As they made their turn and started towards the taking off part of the runway (that’s a pretty technical term right there) she turned to me and said something along the lines of, “How do you do this and not be terrified?” Here’s what I said, “In my opinion, you are giving your daughter one of the greatest gifts you can. Independence and adventure. Every time she does something like this, she’ll gain a little more confidence in herself, and her ability to deal. You’re doing great.” No, that didn’t bring her a lot of comfort. But she did smile, turn to her husband and took a big breath.
And at the end of the day, that’s what I want for my kids. I want them to embrace adventure with an “I can do it Ma” attitude. I don’t want them holding on (this may not be working with Zandra. Her moving in TEMPORARILY to get her feet on the ground and caught up in life enough to finish school seems to have backfired in that now her “I’m never leaving” seems to gain conviction with each utterance.) But not really. She’s just finally not struggling every moment of every day to survive and I’m pleased.
There seems to be a strong desire these days by parents who want their kids to ALWAYS need them. That’s a shame. Raising children who won’t shake off Mom’s hand and say, “I’ve got this” into their 30’s. Oz did that when he was 3 walking into the church nursery. He’d turn around very seriously and put his hands up, “NO! I can do this.” Well, ya dude but I still need to go and check you in. He hated it.
So, no.
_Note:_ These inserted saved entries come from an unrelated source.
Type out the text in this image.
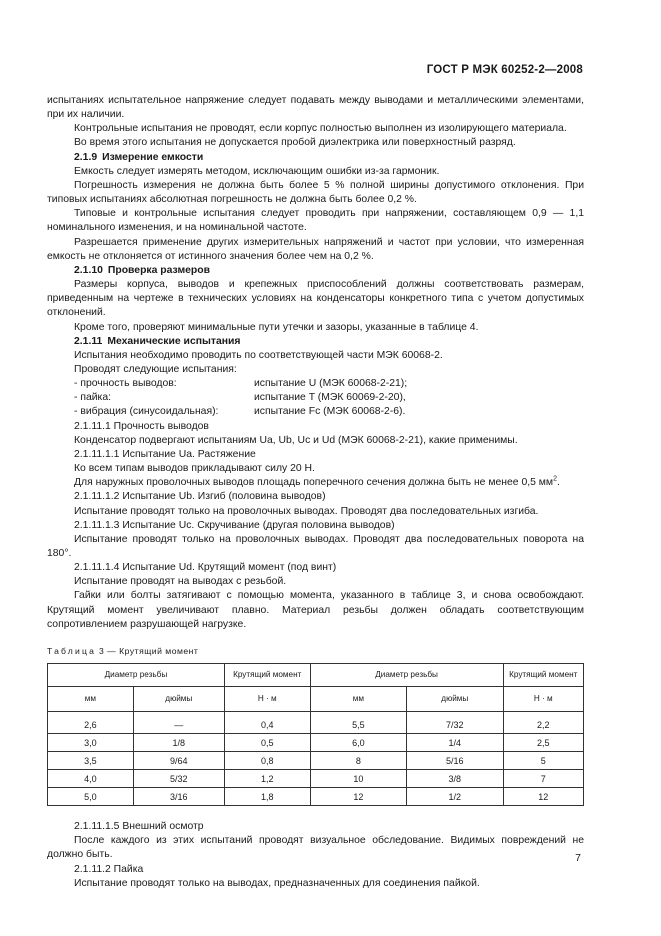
ГОСТ Р МЭК 60252-2—2008

испытаниях испытательное напряжение следует подавать между выводами и металлическими элементами, при их наличии.

Контрольные испытания не проводят, если корпус полностью выполнен из изолирующего материала.

Во время этого испытания не допускается пробой диэлектрика или поверхностный разряд.

2.1.9 Измерение емкости

Емкость следует измерять методом, исключающим ошибки из-за гармоник.

Погрешность измерения не должна быть более 5 % полной ширины допустимого отклонения. При типовых испытаниях абсолютная погрешность не должна быть более 0,2 %.

Типовые и контрольные испытания следует проводить при напряжении, составляющем 0,9 — 1,1 номинального изменения, и на номинальной частоте.

Разрешается применение других измерительных напряжений и частот при условии, что измеренная емкость не отклоняется от истинного значения более чем на 0,2 %.

2.1.10 Проверка размеров

Размеры корпуса, выводов и крепежных приспособлений должны соответствовать размерам, приведенным на чертеже в технических условиях на конденсаторы конкретного типа с учетом допустимых отклонений.

Кроме того, проверяют минимальные пути утечки и зазоры, указанные в таблице 4.

2.1.11 Механические испытания

Испытания необходимо проводить по соответствующей части МЭК 60068-2.

Проводят следующие испытания:

- прочность выводов:	испытание U (МЭК 60068-2-21);
- пайка:	испытание T (МЭК 60069-2-20),
- вибрация (синусоидальная):	испытание Fc (МЭК 60068-2-6).

2.1.11.1 Прочность выводов

Конденсатор подвергают испытаниям Ua, Ub, Uc и Ud (МЭК 60068-2-21), какие применимы.

2.1.11.1.1 Испытание Ua. Растяжение

Ко всем типам выводов прикладывают силу 20 Н.

Для наружных проволочных выводов площадь поперечного сечения должна быть не менее 0,5 $мм^2$.

2.1.11.1.2 Испытание Ub. Изгиб (половина выводов)

Испытание проводят только на проволочных выводах. Проводят два последовательных изгиба.

2.1.11.1.3 Испытание Uc. Скручивание (другая половина выводов)

Испытание проводят только на проволочных выводах. Проводят два последовательных поворота на 180°.

2.1.11.1.4 Испытание Ud. Крутящий момент (под винт)

Испытание проводят на выводах с резьбой.

Гайки или болты затягивают с помощью момента, указанного в таблице 3, и снова освобождают. Крутящий момент увеличивают плавно. Материал резьбы должен обладать соответствующим сопротивлением разрушающей нагрузке.

Таблица 3 — Крутящий момент
Диаметр резьбы		Крутящий момент	Диаметр резьбы		Крутящий момент
мм	дюймы	Н · м	мм	дюймы	Н · м
2,6	—	0,4	5,5	7/32	2,2
3,0	1/8	0,5	6,0	1/4	2,5
3,5	9/64	0,8	8	5/16	5
4,0	5/32	1,2	10	3/8	7
5,0	3/16	1,8	12	1/2	12

2.1.11.1.5 Внешний осмотр

После каждого из этих испытаний проводят визуальное обследование. Видимых повреждений не должно быть.

2.1.11.2 Пайка

Испытание проводят только на выводах, предназначенных для соединения пайкой.

7
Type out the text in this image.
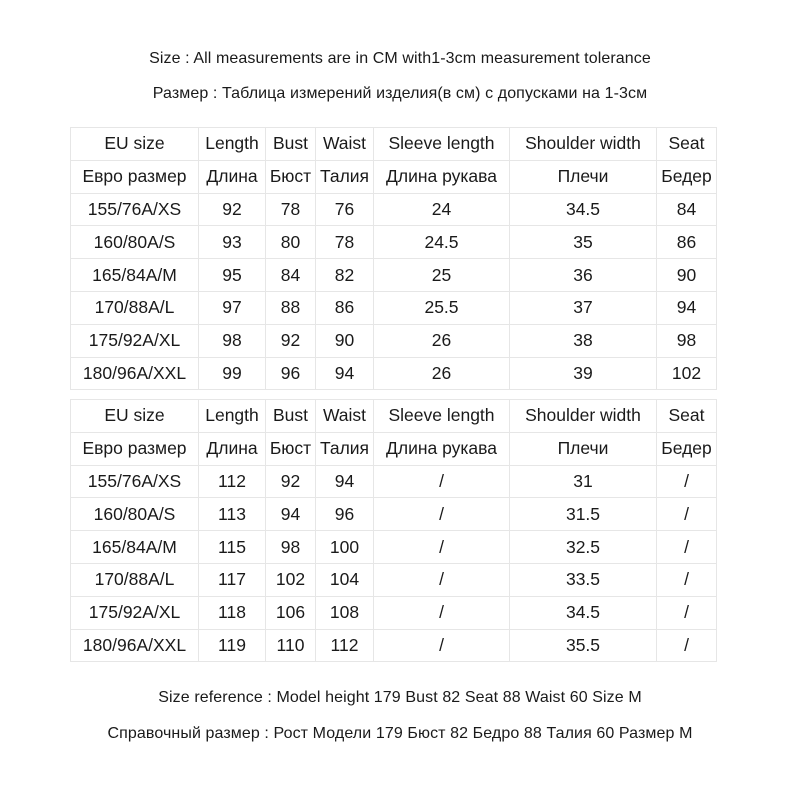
Size : All measurements are in CM with1-3cm measurement tolerance
Размер : Таблица измерений изделия(в см) с допусками на 1-3см
EU size	Length	Bust	Waist	Sleeve length	Shoulder width	Seat
Евро размер	Длина	Бюст	Талия	Длина рукава	Плечи	Бедер
155/76A/XS	92	78	76	24	34.5	84
160/80A/S	93	80	78	24.5	35	86
165/84A/M	95	84	82	25	36	90
170/88A/L	97	88	86	25.5	37	94
175/92A/XL	98	92	90	26	38	98
180/96A/XXL	99	96	94	26	39	102
EU size	Length	Bust	Waist	Sleeve length	Shoulder width	Seat
Евро размер	Длина	Бюст	Талия	Длина рукава	Плечи	Бедер
155/76A/XS	112	92	94	/	31	/
160/80A/S	113	94	96	/	31.5	/
165/84A/M	115	98	100	/	32.5	/
170/88A/L	117	102	104	/	33.5	/
175/92A/XL	118	106	108	/	34.5	/
180/96A/XXL	119	110	112	/	35.5	/
Size reference : Model height 179 Bust 82 Seat 88 Waist 60 Size M
Справочный размер : Рост Модели 179 Бюст 82 Бедро 88 Талия 60 Размер M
Not every kid can get on a plane without mom and dad and we’re very fortunate that both mom and dad have points we can use. But you can send them down the street, carrying their own backpack telling them what an adventure walking without mom is. You can send them to work at their first job telling them, no, you won’t be there to pick them up. You got the job, figure out how to get there and if it includes me driving you, you’ll be giving me gas money out of that check of yours. Or, “Here’s your bus pass, you’re welcome.”
As it does, the time in Texas went way too fast and I imagine they’re heading into DFWville right now. But the stories coming from mom, Tina, are priceless and hopefully we can get Andrew up here this summer for some more adventure. OH! Since Oz has some of his own money, he gets to buy his own airport breakfast…
…Coke Zero and Cheez-it’s. Breakfast of Champions..
Independence and adventure. It’s a gift. Pass it on.
Life is either a great adventure, or nothing.